I shoved the last of my clothes into the bottom drawer and forced it shut with a slam.

“… or not,” said Hannah.

To her credit, when I looked over at her, she was doing her best not to smile. I smiled back, at least she wasn’t thinking about her dead aunt, so I could take some teasing.

“Now that Tennyson is alpha, we barely had five minutes alone all summer.” I flopped down onto my bed and buried my face in the pillow.

“Well, I’m sure he wants to… you know. I mean, you do, right?”

I lifted my head a little to glare at her. I’d been so busy worrying about whether he wanted to, whether he was avoiding me on purpose so that it wouldn’t be an issue, that I hadn’t given a lot of thought to my own feelings on the subject.

“I guess I want to,” I said. “I mean, that’s just what people do when they’re… you know…”

“Young and in love?” suggested Hannah, clasping her hands together and gazing up at the ceiling. “A fated couple whose bond has grown unbreakable through danger and suffering? A classic enemies-to-lovers Cinderella story worthy of a K-drama?”

I rolled onto my side and propped my head on my hand. “I was going to say ‘together’.”

Hannah shrugged. “That too. I mean you’re right, it’s what people do.” She looked so smug and self-satisfied that it gave me no doubt as to how she’d spent her time with Nikolai over the summer. Which wasn’t something I ever wanted to think about. “Well, maybe he isn’t sure you want to, since you’re not sure yourself. You should talk to him.”

“It’s fine.” I couldn’t even imagine how that conversation would go. We barely had time to discuss the weather these days, let alone that . And if it was too awkward to talk about it, then the actual doing was probably a ways off.

“Sure,” said Hannah. “It’s probably way better to just stew about it for months and get all resentful, then blurt out all your feelings while having an argument about something totally irrelevant.”

“I’m glad you agree.”

The only time I saw Tennyson over the next few days was in classes, and even then, he seemed distracted. He was always messaging someone, or making notes about something. He barely even looked at me. I knew he was busy and it was an insane amount of responsibility for a teenager who wasn’t even out of high school. And I wanted to be supportive, I really did. But I also wanted the old Tennyson back.

But of course, if he’d shirked his responsibilities, skived off his alpha duties to hang out with me, he wouldn’t have been Tennyson. I knew that. Logically, I knew that. I just also wanted to know I was still important to him. That all this pack business hadn’t totally pushed me out of the way on his list of priorities.
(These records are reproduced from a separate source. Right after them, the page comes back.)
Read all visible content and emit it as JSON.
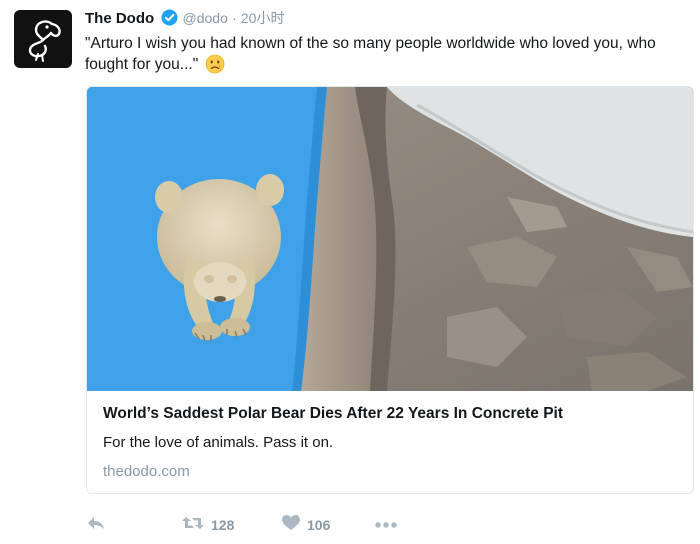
{
  "tweet": {
    "author_name": "The Dodo",
    "handle": "@dodo",
    "separator": "·",
    "time": "20小时",
    "text": "\"Arturo I wish you had known of the so many people worldwide who loved you, who fought for you...\"",
    "emoji": "crying-face-emoji"
  },
  "card": {
    "title": "World’s Saddest Polar Bear Dies After 22 Years In Concrete Pit",
    "description": "For the love of animals. Pass it on.",
    "domain": "thedodo.com"
  },
  "actions": {
    "reply_icon": "reply-icon",
    "retweet_icon": "retweet-icon",
    "retweet_count": "128",
    "like_icon": "heart-icon",
    "like_count": "106",
    "more_icon": "more-dots-icon"
  },
  "colors": {
    "pool_blue": "#3fa2e8",
    "verified_blue": "#1da1f2",
    "muted_text": "#8899a6",
    "action_icon": "#aab8c2"
  }
}
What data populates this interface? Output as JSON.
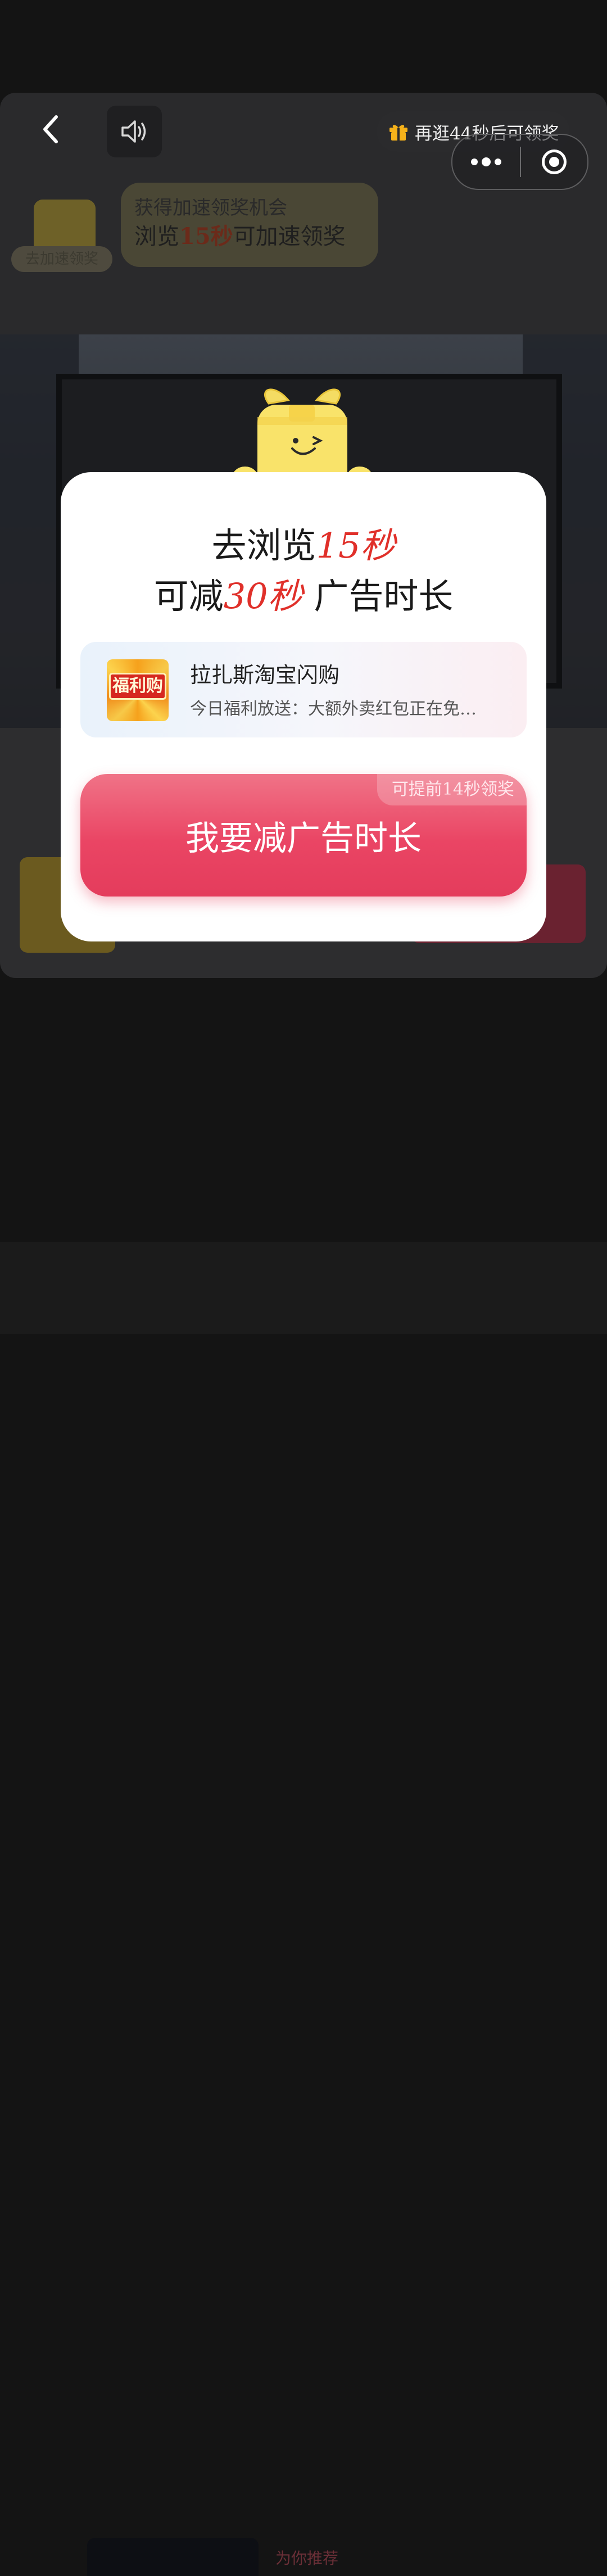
{
  "top_bar": {
    "timer_text": "再逛44秒后可领奖"
  },
  "speed_up": {
    "mascot_label": "去加速领奖",
    "line1": "获得加速领奖机会",
    "line2_prefix": "浏览",
    "line2_highlight": "15秒",
    "line2_suffix": "可加速领奖"
  },
  "modal": {
    "title_line1_prefix": "去浏览",
    "title_line1_highlight": "15秒",
    "title_line2_prefix": "可减",
    "title_line2_highlight": "30秒",
    "title_line2_suffix": "广告时长",
    "app": {
      "icon_text": "福利购",
      "name": "拉扎斯淘宝闪购",
      "description": "今日福利放送：大额外卖红包正在免费领取"
    },
    "cta": {
      "label": "我要减广告时长",
      "tag": "可提前14秒领奖"
    }
  },
  "background": {
    "bottom_chip": "为你推荐"
  },
  "colors": {
    "accent_red": "#e0302a",
    "cta_pink": "#ea4564",
    "modal_bg": "#ffffff"
  }
}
Finally, Thursday rolled around, which was the day we’d scheduled the room for not-wicca club, which meant I’d get him almost all to myself for an hour, at least. Hannah, Nikolai and I left our bags by the door and sat in a circle on the floor, waiting for Tennyson to show up.

“So,” Nikolai said, after we’d waited in silence for almost ten minutes. “Hannah tells me you’re about to change again. You might want to slow down there, or by the end of college you’ll be unrecognizable.”

I faked a laugh but couldn’t stop staring at the door.

“I just thought it was interesting because just after Hannah told me that, I got a message from Vucari. He wants to meet with you.”

That was enough to make me look away from the door. Vucari was a shady guy connected to Nikolai’s family, who’d helped me out one time in the past. I owed him a favor, which he’d reminded me of the last time I’d seen him, when we were trying to get the five councils to help us out with Henry and my evil dad.

“He’s ready to cash in his favor?” I asked.

Nikolai shrugged. “Seems like it.” He leaned in toward the center of our circle, as if he was about to share a secret. “Might want to keep it from Tennyson though. He doesn’t trust Vucari and wouldn’t want you meeting up with him.”

I looked back to the door, then over to the clock. Quarter past. “I don’t think that’s going to be an issue,” I told him.

I would meet with Vucari, whether Tennyson liked it or not.